The first manifestations of the decision were Tele Liban’s abstention from live broadcasting a speech by Qassem and a statement made on Tuesday by lawmaker Mohammed Raad, who heads the Hezbollah parliamentary bloc.

The group’s supporters described the move as an attempt “to restrict the resistance, Hezbollah and its leadership in the official media.”

Some argued on social media that preventing the use of terms like “resistance” or “holy warriors (Mujahedin)” and replacing them with expressions such as “Hezbollah” and “fighters” was “aimed at brainwashing and stripping the party of its resistance identity.”

During a Cabinet session on Thursday, Morcos raised the issue of content circulating on social media that incites murder and sectarian strife. This comes against the backdrop of the war that Hezbollah waged from Lebanon against Israel on March 2, without state approval, which led to a sharp division in Lebanese public opinion.
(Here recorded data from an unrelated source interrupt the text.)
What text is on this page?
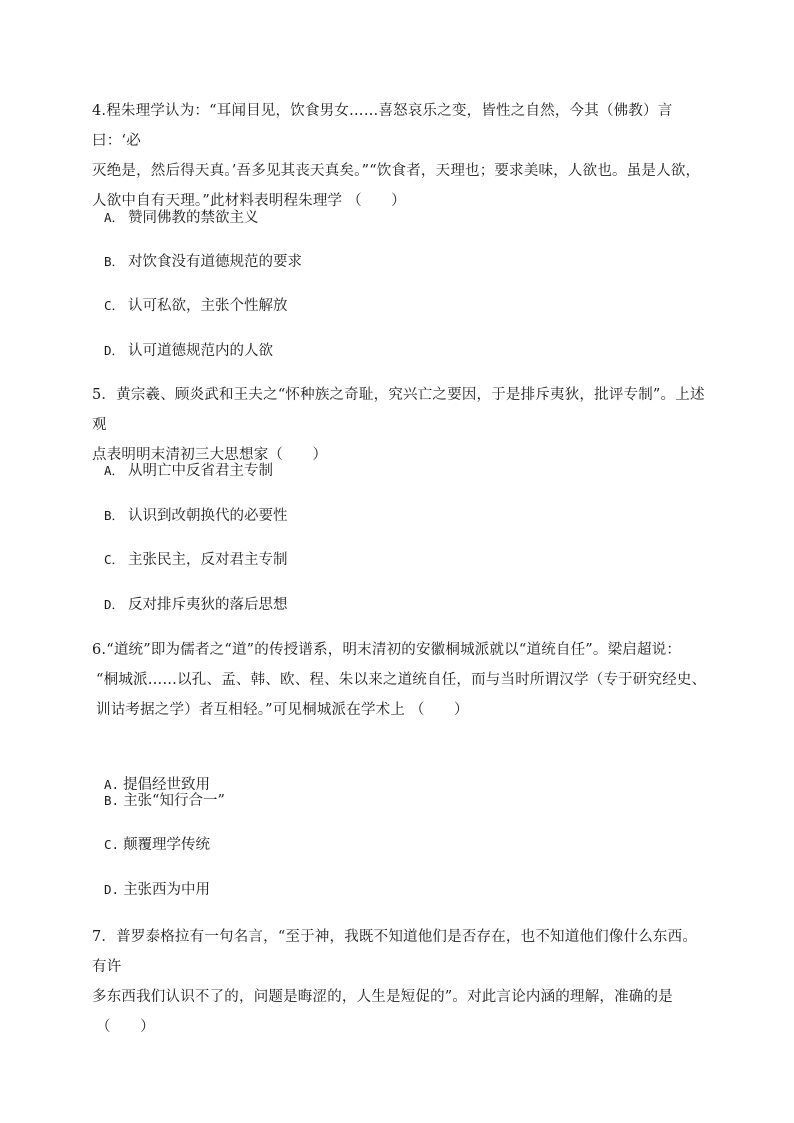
4.程朱理学认为：“耳闻目见，饮食男女……喜怒哀乐之变，皆性之自然，今其（佛教）言曰：‘必
灭绝是，然后得天真。’吾多见其丧天真矣。”“饮食者，天理也；要求美味，人欲也。虽是人欲，
人欲中自有天理。”此材料表明程朱理学 （　　）
A． 赞同佛教的禁欲主义
B． 对饮食没有道德规范的要求
C． 认可私欲，主张个性解放
D． 认可道德规范内的人欲
5．黄宗羲、顾炎武和王夫之“怀种族之奇耻，究兴亡之要因，于是排斥夷狄，批评专制”。上述观
点表明明末清初三大思想家（　　）
A． 从明亡中反省君主专制
B． 认识到改朝换代的必要性
C． 主张民主，反对君主专制
D． 反对排斥夷狄的落后思想
6.“道统”即为儒者之“道”的传授谱系，明末清初的安徽桐城派就以“道统自任”。梁启超说：
“桐城派……以孔、孟、韩、欧、程、朱以来之道统自任，而与当时所谓汉学（专于研究经史、
训诂考据之学）者互相轻。”可见桐城派在学术上 （　　）
A. 提倡经世致用
B. 主张“知行合一”
C. 颠覆理学传统
D. 主张西为中用
7．普罗泰格拉有一句名言，“至于神，我既不知道他们是否存在，也不知道他们像什么东西。有许
多东西我们认识不了的，问题是晦涩的，人生是短促的”。对此言论内涵的理解，准确的是
（　　）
Morcos, who is also Cabinet spokesperson, said after the session that what was being published “exceeds the bounds of freedom of opinion, the press and expression.”

Prime Minister Nawaf Salam considered it to fall under the penal code, specifically regarding crimes that harm national unity, he said, and that “we are against strife in all its forms.”

Morcos also urged journalists, influencers and social media users to remain aware of the sensitivity of the current situation and to avoid content that could provoke strife, hate speech or incitement.

He acknowledged, however, that, according to a legal study, he has no authority over social media, even on media-related matters.

“The Ministry of Information does not exercise a guardianship role and lacks judicial police powers,” he said.

“These authorities rest with the public prosecution offices, which are overseen by the minister of justice and fall within the domain of criminal law and criminal prosecution.”

The ban was agreed during a Cabinet session on March 2, after Hezbollah launched six rockets from Lebanese territory toward northern Israel, the first such attack since the November 2024 ceasefire, prompting retaliatory strikes.

The Cabinet reaffirmed that “the decision of war and peace rests exclusively with the Lebanese state and its constitutional institutions,” and called on Hezbollah to hand over its weapons to the state while limiting its role to political activity within the legal and constitutional framework.